The War & Peace Challenge

For all of us who have been talking for years about reading War & Peace, but somehow never get to it, our moment has arrived.  Here at the Merc, cultural historian James Sloan Allen and Elizabeth Cheresh Allen, a professor of Russian at Bryn Mawr, will be leading two evenings of discussion  on the new translation by Pevear and Volokhonsky.    Those discussions take place on March 19th and 26th and you can contact our front desk to join them. (frontdesk@mercantilelibrary.org)

But even if you can't attend the sessions, you can read along with me and join an online discussion on this site.

Here's the plan. We read 30 pages a day in the Pevear/Volokhonsky translation.  We begin on Thursday, February 7th and end on March 19th.  I realize that this doesn't work out precisely, but it's the best I can do.  (If I were good at numbers, I wouldn't be  working in a library.)  We're also cheating a little in the beginning, so we can have nice round numbers to guide us throughout.  So on the first day, you start on page three and read to page thirty.  Then 31 to 60, 61 to 90, etc.

You can read more, of course, but you can only post comments on the 30 pages of the day.  Try to post every day, even a sentence or two, so we all know you're still with us.

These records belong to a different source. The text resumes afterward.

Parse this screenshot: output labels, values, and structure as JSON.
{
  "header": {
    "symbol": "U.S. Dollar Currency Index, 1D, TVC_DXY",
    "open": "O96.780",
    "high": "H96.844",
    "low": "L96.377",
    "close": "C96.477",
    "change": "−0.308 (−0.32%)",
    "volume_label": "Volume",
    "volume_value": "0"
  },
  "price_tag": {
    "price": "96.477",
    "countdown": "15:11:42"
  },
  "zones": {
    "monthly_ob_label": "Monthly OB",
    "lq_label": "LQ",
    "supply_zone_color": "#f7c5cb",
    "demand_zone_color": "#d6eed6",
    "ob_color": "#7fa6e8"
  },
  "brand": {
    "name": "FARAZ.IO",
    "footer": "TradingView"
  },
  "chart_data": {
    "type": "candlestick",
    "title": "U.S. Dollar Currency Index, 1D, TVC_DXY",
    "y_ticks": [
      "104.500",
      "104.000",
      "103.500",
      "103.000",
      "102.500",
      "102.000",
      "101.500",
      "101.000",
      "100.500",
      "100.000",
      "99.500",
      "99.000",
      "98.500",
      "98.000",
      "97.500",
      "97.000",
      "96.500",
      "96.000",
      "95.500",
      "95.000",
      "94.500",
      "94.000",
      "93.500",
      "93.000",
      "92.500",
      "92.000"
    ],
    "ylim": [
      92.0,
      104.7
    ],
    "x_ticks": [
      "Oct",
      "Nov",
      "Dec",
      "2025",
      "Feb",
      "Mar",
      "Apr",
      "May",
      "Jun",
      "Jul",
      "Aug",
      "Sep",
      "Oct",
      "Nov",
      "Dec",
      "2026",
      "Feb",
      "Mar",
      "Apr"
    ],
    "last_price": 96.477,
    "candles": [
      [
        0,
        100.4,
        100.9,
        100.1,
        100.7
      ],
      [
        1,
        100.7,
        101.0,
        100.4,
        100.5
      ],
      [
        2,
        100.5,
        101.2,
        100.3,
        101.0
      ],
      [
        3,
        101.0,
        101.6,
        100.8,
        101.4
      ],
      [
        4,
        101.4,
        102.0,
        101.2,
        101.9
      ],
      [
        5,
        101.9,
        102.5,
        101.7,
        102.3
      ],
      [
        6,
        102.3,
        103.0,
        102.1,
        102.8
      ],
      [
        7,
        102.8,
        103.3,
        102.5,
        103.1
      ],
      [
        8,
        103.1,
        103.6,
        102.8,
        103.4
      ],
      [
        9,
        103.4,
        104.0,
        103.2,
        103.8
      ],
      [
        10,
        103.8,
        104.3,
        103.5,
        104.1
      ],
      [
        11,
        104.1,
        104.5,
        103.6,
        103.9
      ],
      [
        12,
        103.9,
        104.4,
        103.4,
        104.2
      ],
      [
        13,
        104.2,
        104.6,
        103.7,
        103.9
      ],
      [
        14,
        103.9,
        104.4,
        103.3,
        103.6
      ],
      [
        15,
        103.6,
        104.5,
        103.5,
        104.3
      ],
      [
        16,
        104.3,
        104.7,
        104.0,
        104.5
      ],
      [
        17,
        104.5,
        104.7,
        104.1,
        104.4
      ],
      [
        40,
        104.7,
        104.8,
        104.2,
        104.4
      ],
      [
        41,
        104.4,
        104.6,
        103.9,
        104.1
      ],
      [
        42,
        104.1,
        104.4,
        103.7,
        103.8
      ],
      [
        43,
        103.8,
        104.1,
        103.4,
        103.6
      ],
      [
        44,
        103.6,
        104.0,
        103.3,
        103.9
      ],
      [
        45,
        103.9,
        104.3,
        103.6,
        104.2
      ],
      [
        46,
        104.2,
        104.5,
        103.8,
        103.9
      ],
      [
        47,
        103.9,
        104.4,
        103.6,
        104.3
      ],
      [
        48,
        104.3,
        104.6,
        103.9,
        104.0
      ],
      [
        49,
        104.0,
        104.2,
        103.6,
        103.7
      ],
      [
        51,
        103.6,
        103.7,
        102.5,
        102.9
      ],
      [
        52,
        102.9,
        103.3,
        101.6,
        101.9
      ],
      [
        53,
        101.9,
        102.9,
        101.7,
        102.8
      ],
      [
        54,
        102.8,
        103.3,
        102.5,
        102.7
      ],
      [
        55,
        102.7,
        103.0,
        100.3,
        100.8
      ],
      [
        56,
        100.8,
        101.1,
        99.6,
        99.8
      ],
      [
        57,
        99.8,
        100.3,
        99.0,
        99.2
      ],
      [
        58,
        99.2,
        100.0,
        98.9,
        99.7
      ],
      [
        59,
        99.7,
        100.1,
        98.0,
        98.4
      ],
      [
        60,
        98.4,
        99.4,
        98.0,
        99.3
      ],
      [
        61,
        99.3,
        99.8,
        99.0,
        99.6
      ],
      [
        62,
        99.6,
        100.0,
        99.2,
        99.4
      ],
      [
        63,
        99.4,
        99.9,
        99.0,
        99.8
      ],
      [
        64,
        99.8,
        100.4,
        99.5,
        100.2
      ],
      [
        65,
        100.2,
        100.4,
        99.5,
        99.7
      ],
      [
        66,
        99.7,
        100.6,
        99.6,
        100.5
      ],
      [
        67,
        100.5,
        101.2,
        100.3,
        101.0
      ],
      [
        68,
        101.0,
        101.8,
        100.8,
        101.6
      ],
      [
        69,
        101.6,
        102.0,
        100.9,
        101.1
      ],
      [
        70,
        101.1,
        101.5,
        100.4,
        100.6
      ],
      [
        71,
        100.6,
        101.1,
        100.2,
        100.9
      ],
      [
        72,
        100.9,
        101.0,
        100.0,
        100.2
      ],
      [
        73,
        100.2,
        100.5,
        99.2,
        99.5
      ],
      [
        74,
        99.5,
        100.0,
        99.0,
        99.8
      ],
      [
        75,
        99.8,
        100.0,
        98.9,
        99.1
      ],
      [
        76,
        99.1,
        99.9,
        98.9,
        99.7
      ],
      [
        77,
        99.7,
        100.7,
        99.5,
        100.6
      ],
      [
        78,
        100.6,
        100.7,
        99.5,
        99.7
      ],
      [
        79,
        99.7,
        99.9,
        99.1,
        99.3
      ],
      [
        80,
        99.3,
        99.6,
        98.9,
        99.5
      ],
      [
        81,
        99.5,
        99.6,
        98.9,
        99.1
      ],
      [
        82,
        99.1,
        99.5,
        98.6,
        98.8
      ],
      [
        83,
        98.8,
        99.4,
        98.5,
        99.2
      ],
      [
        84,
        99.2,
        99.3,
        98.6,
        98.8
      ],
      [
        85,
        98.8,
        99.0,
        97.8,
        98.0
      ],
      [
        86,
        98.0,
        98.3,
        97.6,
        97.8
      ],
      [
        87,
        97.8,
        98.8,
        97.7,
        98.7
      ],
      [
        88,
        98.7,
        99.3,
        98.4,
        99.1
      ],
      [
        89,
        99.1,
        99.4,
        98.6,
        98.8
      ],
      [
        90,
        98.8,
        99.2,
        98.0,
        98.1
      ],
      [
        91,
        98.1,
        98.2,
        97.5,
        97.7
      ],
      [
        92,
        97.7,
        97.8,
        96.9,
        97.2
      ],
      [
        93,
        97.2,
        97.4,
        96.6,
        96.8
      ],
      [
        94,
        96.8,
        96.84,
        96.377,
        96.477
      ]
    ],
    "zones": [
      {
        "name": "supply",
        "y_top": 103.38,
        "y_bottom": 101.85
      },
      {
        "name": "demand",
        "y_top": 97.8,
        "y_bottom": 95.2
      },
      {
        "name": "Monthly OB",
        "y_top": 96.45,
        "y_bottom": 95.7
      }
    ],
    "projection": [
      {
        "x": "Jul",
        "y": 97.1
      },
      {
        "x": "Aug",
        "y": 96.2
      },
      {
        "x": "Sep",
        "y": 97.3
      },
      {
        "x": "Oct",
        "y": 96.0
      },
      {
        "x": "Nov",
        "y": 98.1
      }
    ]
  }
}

So, want in?  Just post a comment and let us know you're game. 

Welcome!

The Mercantile Library is one of the oldest cultural institutions in the city of New York. Founded in 1820, it began as self-improvement library for merchants and clerks and soon became the largest and most successful of the mercantile libraries, and for that matter of all membership libraries. In the nineteenth century, it was one of the foremost cultural institutions in the United States, with an extraordinary collection of books in the humanities and a popular lecture program that featured such renowned speakers as William Makepeace Thackeray, Frederick Douglass, and Mark Twain.

To build on this distinguished 185-year history and continue to play a vital role in the cultural landscape of New York City, in fall 2005 we transformed the Mercantile Library into the first center in the United States devoted entirely to the art of fiction. As the new Mercantile Library Center for Fiction, we continue to collect and lend fiction to our members. We also present much more literary programming and related cultural events, and provide more workspace for writers.

We believe that a life energized by books is a better life, and that for many New Yorkers this better life has come through the active reading of fiction. At the Center, these readers converge to read, discuss, and support great writing across all genres.

We are very happy to be able to provide a space for all New Yorkers who love fiction, one that is full of activity year-round--with writers from around the world reading their work and talking about the art of fiction, with book parties and literary magazine launches, with small press showcases, with more writers than ever at work in our Writers Studio, and with fiction discussion groups and seminars.

Our postings here will be an extension of the kinds of conversations and debates, the energy and excitement, that are part of life every day here at the Center, taking place over wine and cheese in our reading room with well-known authors, among 15 friends reading Proust together for the third time, in the director's office as the oldest book group in NYC discusses a contemporary first novel like The Brief Wondrous LIfe of Oscar Wao or tackles a modern classic like The Recognitions, or in the stacks as one member recommends a book to another member.

We think writers and readers deserve a beautiful, accessible center to meet, to read, to exchange ideas, and share books.

This blog will, we hope, bring at least some of that shared space to you.